1 Имеется в виду сборник “Чтец-декламатор” (т. IV, изд. 2-е, Киев, 1912). В нем был воспроизведен портрет Волошина работы А. Я. Головина.
2 В январе 1921 года, в условиях все усиливающегося террора в Феодосийском уезде, Волошин уезжает в Симферополь за поддержкой областных властей и получает ее.
3 Речь о стихотворении Волошина “Красная Пасха”. См. о его публикации в воспоминаниях М. Изергиной (с. 456) и 4-е примечание к этим воспоминаниям.
4 Неточно процитированные заключительные строки стихотворения Волошина “Красная Пасха”.
5 О потерянной галоше на месте дуэли Волошина и Гумилева см. в 9-м примечании к воспоминаниям И. Эренбурга.


      Анна Остроумова-Лебедева

      ЛЕТО В КОКТЕБЕЛЕ

      В 1924 году я и мой муж *(Сергей Васильевич Лебедев) первый раз проводили лето в Коктебеле, у Максимилиана Александровича Волошина.
      Мы давно были с ним знакомы, но последние годы не виделись. На протяжении нескольких лет он безвыездно жил в Коктебеле. В начале 1924 года Волошин с женой Марией Степановной приехал в Ленинград. Связь наша возобновилась. Он был полон интереса к окружающей жизни, к людям, к литературе, к изобразительному искусству. В нем чувствовался внутренний порыв ко всем и ко всему, как у человека, который хочет наверстать годы уединенной жизни, проведенной вдали от людей.
      Он много раз читал свои стихи.
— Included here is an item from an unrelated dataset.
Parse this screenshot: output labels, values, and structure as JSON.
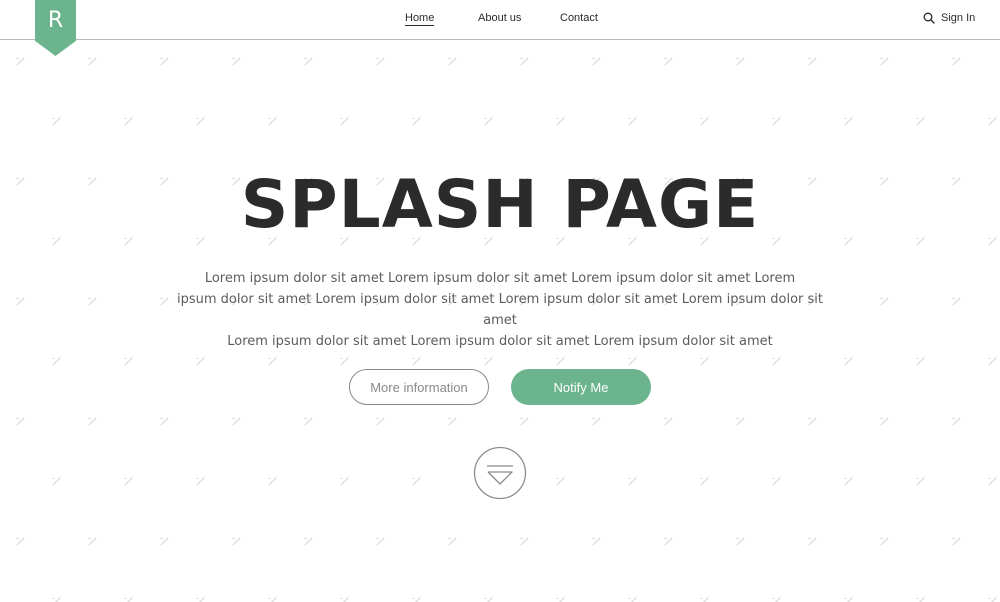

Позировал для портрета мне и Б. М. Кустодиеву
1. Расставаясь, мы дали обещание приехать на лето к нему.
      Помню то яркое впечатление внезапности и восхищения, когда, выехав из Феодосии и после долгой езды по скучной степи с незаметным подъемом, мы вдруг увидели Сюрю-Кая — гору, острую, как пила с зубцами, обращенными к небу, которая неожиданно выскочила из-за плоского, высокого, длинного гребня. Влево от нее высилась мохнатая шапка Святой горы. Ниже голубое море, заключенное в круглой бухте, как в чаше. И на самом берегу дом Волошина.
      Как только мы открыли легкую калитку на обширный двор Волошина, на нас налетела толпа загорелых женщин в легких купальных костюмах. Они с веселым смехом бросились нас обнимать и целовать, но, заметив ошибку, приняв нас за кого-то другого, так же внезапно разлетелись в разные стороны, и за ними мы увидели хозяина дома. Максимилиан Александрович с развевающимися волосами большими шагами спешил нам навстречу. Его лучистые голубые глаза приветливо сияли. Он повел нас в приготовленную комнату. Она находилась под его мастерской. Окна ее смотрели на море, а море было совсем тут, в двадцати шагах, легкое, светлое, спокойное.
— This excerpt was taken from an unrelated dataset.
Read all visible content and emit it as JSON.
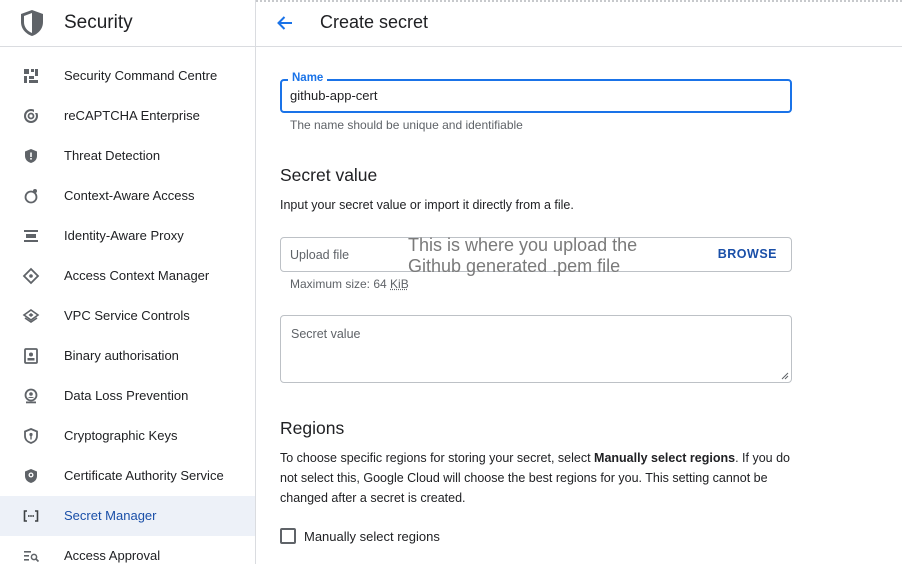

      Макс, посмеиваясь, нам говорил: “Ну вот, как я рад! Как хорошо, что вы приехали! Отдыхайте. Отдыхайте. Сейчас вы заболеете “сонной” болезнью, а потом “каменной”, но это ничего, это пройдет”. Он знал, что приезжающие первые дни без просыпу спали, а потом, лежа на пляже, увлекались собиранием красивых коктебельских камешков.
      “Летняя семья” Волошиных была многолюдна и разнообразна. Люди всевозможных профессий, характеров, наклонностей и возрастов.
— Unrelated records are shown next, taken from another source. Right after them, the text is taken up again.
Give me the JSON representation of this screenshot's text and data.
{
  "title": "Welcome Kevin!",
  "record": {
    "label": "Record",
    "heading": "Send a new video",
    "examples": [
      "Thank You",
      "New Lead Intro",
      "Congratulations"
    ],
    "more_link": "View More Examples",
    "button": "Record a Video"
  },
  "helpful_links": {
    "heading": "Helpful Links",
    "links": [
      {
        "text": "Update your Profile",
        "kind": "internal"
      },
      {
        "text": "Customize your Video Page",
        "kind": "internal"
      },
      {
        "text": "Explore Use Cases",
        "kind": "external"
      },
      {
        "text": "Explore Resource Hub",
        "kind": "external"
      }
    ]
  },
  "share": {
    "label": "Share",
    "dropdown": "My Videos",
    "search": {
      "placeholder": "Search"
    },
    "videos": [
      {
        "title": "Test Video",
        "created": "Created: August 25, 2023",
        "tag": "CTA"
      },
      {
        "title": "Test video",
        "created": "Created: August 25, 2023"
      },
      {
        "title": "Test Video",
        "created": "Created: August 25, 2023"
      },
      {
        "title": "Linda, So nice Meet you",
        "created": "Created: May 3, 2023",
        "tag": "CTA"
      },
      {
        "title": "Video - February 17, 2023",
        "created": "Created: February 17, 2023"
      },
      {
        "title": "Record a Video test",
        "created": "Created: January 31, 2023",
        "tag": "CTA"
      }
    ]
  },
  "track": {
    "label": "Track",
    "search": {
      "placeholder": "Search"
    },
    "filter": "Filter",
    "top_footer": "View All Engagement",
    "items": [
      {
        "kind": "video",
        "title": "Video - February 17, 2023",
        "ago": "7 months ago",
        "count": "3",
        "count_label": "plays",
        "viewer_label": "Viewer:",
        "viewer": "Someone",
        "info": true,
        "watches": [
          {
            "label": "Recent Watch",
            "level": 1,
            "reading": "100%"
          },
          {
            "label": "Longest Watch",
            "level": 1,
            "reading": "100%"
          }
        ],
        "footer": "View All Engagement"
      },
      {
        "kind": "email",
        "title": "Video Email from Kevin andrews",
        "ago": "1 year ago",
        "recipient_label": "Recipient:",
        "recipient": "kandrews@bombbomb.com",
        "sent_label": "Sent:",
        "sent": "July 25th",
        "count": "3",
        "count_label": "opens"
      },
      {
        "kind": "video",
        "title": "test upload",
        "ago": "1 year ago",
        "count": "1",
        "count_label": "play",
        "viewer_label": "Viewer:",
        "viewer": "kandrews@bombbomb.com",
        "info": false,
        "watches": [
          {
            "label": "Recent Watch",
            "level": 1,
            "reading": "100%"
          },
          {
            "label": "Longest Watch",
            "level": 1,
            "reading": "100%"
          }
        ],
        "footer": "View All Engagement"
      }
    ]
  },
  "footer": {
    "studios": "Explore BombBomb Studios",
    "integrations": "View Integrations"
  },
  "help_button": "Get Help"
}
      Среди живущих у Волошиных в то лето находились: поэты — Андрей Белый, Шервинский, Шенгели, Леонид Гроссман, Мария Шкапская, Адалис и несколько юных поэтов и поэтесс, московские профессора А. Габричевский, Б. Ярхо 
*(Ярхо Борис Исаакович (1889—1942) — литературовед и переводчик) и др. Гостили также художники: Богаевский, Шаронов 2, Кандауров, Костенко, артистки балета — всех не перечесть. Позднее приехал Валерий Брюсов 3.
      Максимилиан Александрович к каждому подходил с ласковым внимательным словом. Он умел вызвать на поверхность то самое хорошее и ценное, что иногда глубоко таится в человеке.
      Люди приезжали обыкновенно утомленные, раздражительные. Но через короткое время окружающая природа, простой, какой-то благожелательный строй жизни приводил человека в равновесие. Он постепенно успокаивался, веселел и входил в общее русло.
      Волошин был центром, куда все тянулись. Он умел все принять и все понять. Умный, с огромной эрудицией, всесторонне развитый, он по натуре своей был созерцателем-философом.
      Его творческие силы, его внутренний огонь находили воплощение в поэзии и живописи.
      В молодые годы Волошин был страстным искателем новых впечатлений, новых ощущений. Ему хотелось все видеть, все пережить. К пожилому возрасту страсть эта утихла. Появился опыт и равновесие.
      В нем было много детского, наивного. Характером он был кроток, но, возмущенный, был способен на гневный порыв. В реальной, обыденной жизни — совершенно беспомощный. Денег он не признавал, отвергал их значение.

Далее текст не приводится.